Encrypting and decrypting can now be done the same way on both sides (since we’re using a symmetric-key algorithm). So here’s what that looks like.

[...]

public byte[] EncryptData(byte[] key, string data)
{
    using (Aes aes = Aes.Create())
    {
        byte[] result;

        aes.Key = key;
        aes.GenerateIV();

        using (ICryptoTransform encryptor = aes.CreateEncryptor())
        {
            using (MemoryStream ms = new MemoryStream())
            {
                using (CryptoStream cs = new CryptoStream(ms, encryptor, CryptoStreamMode.Write))
                {
                    using (StreamWriter writer = new StreamWriter(cs))
                    {
                        writer.Write(data);
                    }
                }

                byte[] encrypted = ms.ToArray();
                result = new byte[aes.BlockSize / 8 + encrypted.Length];

                // Result is built as: IV (plain text) + Encrypted(data)
                Array.Copy(aes.IV, result, aes.BlockSize / 8);
                Array.Copy(encrypted, 0, result, aes.BlockSize / 8, encrypted.Length);

                return result;
            }
        }
    }
}

public string Decrypt(byte[] key, byte[] data)
{
    using (Aes aes = Aes.Create())
    {
        aes.Key = key;

        // Extract the IV from the data first.
        byte[] iv = new byte[aes.BlockSize / 8];
        Array.Copy(data, iv, iv.Length);
        aes.IV = iv;

        // The remainder of the data is the encrypted data we care about.
        byte[] encryptedData = new byte[data.Length - iv.Length];
        Array.Copy(data, iv.Length, encryptedData, 0, encryptedData.Length);

        using (ICryptoTransform decryptor = aes.CreateDecryptor())
        {
            using (MemoryStream ms = new MemoryStream(encryptedData))
            {
                using (CryptoStream cs = new CryptoStream(ms, decryptor, CryptoStreamMode.Read))
                {
                    using (StreamReader reader = new StreamReader(cs))
                    {
                        return reader.ReadToEnd();
                    }
                }
            }
        }
    }
}

[...]

As you can see, each time we encrypt something we generate a new IV, which we send at the beginning of the data to the other side.
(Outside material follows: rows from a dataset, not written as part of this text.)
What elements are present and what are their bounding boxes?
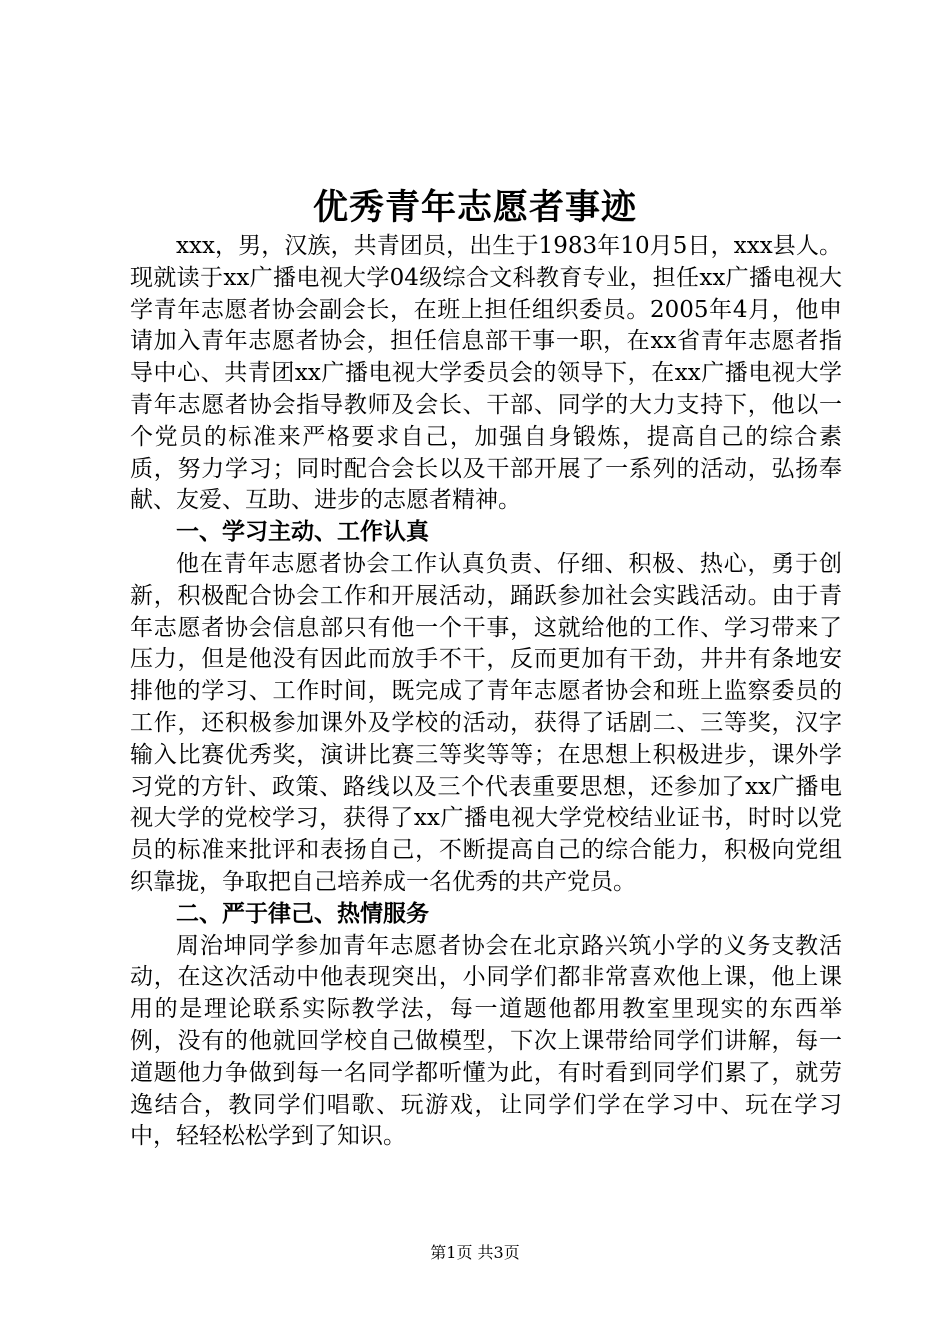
document-title: 优秀青年志愿者事迹 xyxy=(312,187,637,228)
section-paragraph-1: 他在青年志愿者协会工作认真负责、仔细、积极、热心，勇于创新，积极配合协会工作和开展活动，踊跃参加社会实践活动。由于青年志愿者协会信息部只有他一个干事，这就给他的工作、学习带来了压力，但是他没有因此而放手不干，反而更加有干劲，井井有条地安排他的学习、工作时间，既完成了青年志愿者协会和班上监察委员的工作，还积极参加课外及学校的活动，获得了话剧二、三等奖，汉字输入比赛优秀奖，演讲比赛三等奖等等；在思想上积极进步，课外学习党的方针、政策、路线以及三个代表重要思想，还参加了xx广播电视大学的党校学习，获得了xx广播电视大学党校结业证书，时时以党员的标准来批评和表扬自己，不断提高自己的综合能力，积极向党组织靠拢，争取把自己培养成一名优秀的共产党员。 xyxy=(130,550,842,895)
section-heading-1: 一、学习主动、工作认真 xyxy=(176,519,429,546)
page-footer: 第1页 共3页 xyxy=(430,1243,520,1262)
section-heading-2: 二、严于律己、热情服务 xyxy=(176,900,429,927)
document-body xyxy=(130,231,842,1153)
section-paragraph-2: 周治坤同学参加青年志愿者协会在北京路兴筑小学的义务支教活动，在这次活动中他表现突出，小同学们都非常喜欢他上课，他上课用的是理论联系实际教学法，每一道题他都用教室里现实的东西举例，没有的他就回学校自己做模型，下次上课带给同学们讲解，每一道题他力争做到每一名同学都听懂为此，有时看到同学们累了，就劳逸结合，教同学们唱歌、玩游戏，让同学们学在学习中、玩在学习中，轻轻松松学到了知识。 xyxy=(130,932,842,1150)
intro-paragraph: xxx，男，汉族，共青团员，出生于1983年10月5日，xxx县人。现就读于xx广播电视大学04级综合文科教育专业，担任xx广播电视大学青年志愿者协会副会长，在班上担任组织委员。2005年4月，他申请加入青年志愿者协会，担任信息部干事一职，在xx省青年志愿者指导中心、共青团xx广播电视大学委员会的领导下，在xx广播电视大学青年志愿者协会指导教师及会长、干部、同学的大力支持下，他以一个党员的标准来严格要求自己，加强自身锻炼，提高自己的综合素质，努力学习；同时配合会长以及干部开展了一系列的活动，弘扬奉献、友爱、互助、进步的志愿者精神。 xyxy=(130,233,842,514)
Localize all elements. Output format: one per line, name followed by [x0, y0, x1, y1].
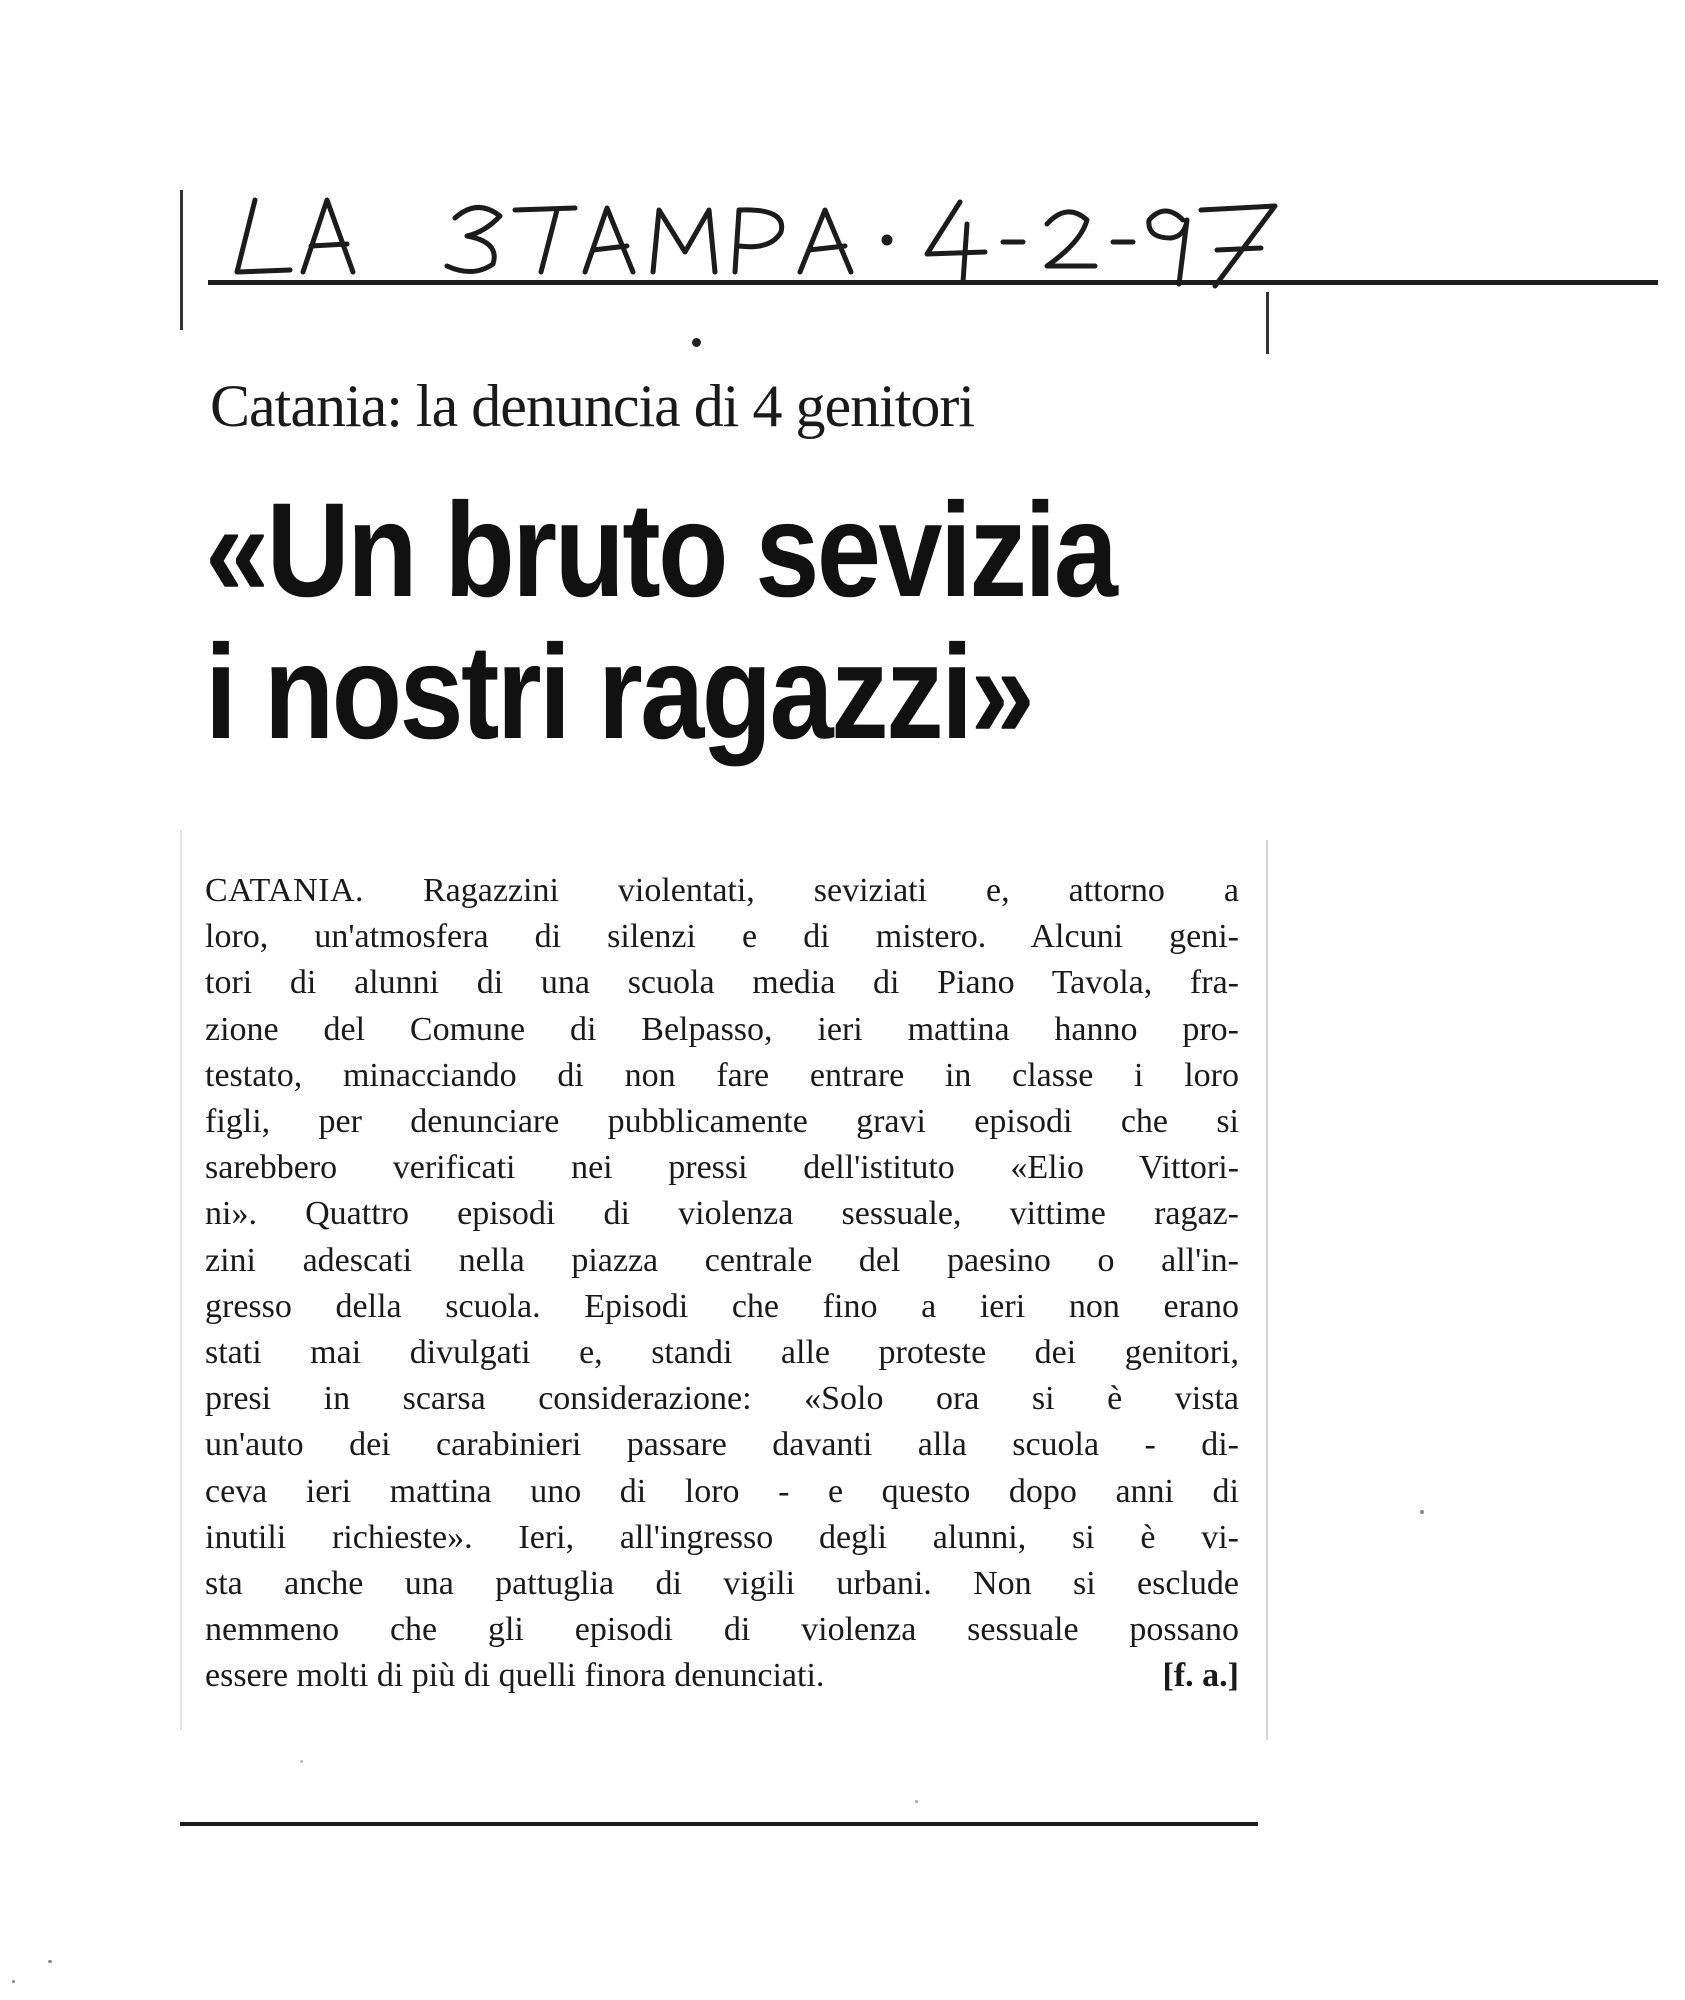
article-line: CATANIA. Ragazzini violentati, seviziati e, attorno a	[205, 872, 1240, 909]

The other side then extracts the IV first and uses it to initialize AES.

REST APIs?

Using all this through REST APIs is trivial: All you really need to make sure is that the client sends the session GUID (or whatever you use to identify a session) with every encrypted message, either through the URL, parameters or headers. Of course it is vital to guarantee that a client cannot get access to another client’s session (e.g. to provide a new session key), but through ordinary (secure) authentication that should easily be doable.

Next Steps

As far as encryption is concerned, this should already do the trick. You may want to add signatures to the encrypted messages too, to make sure that the encrypted blocks have not been tampered with. In addition, the AES key exchange could be repeated periodically (maybe even after every exchanged message).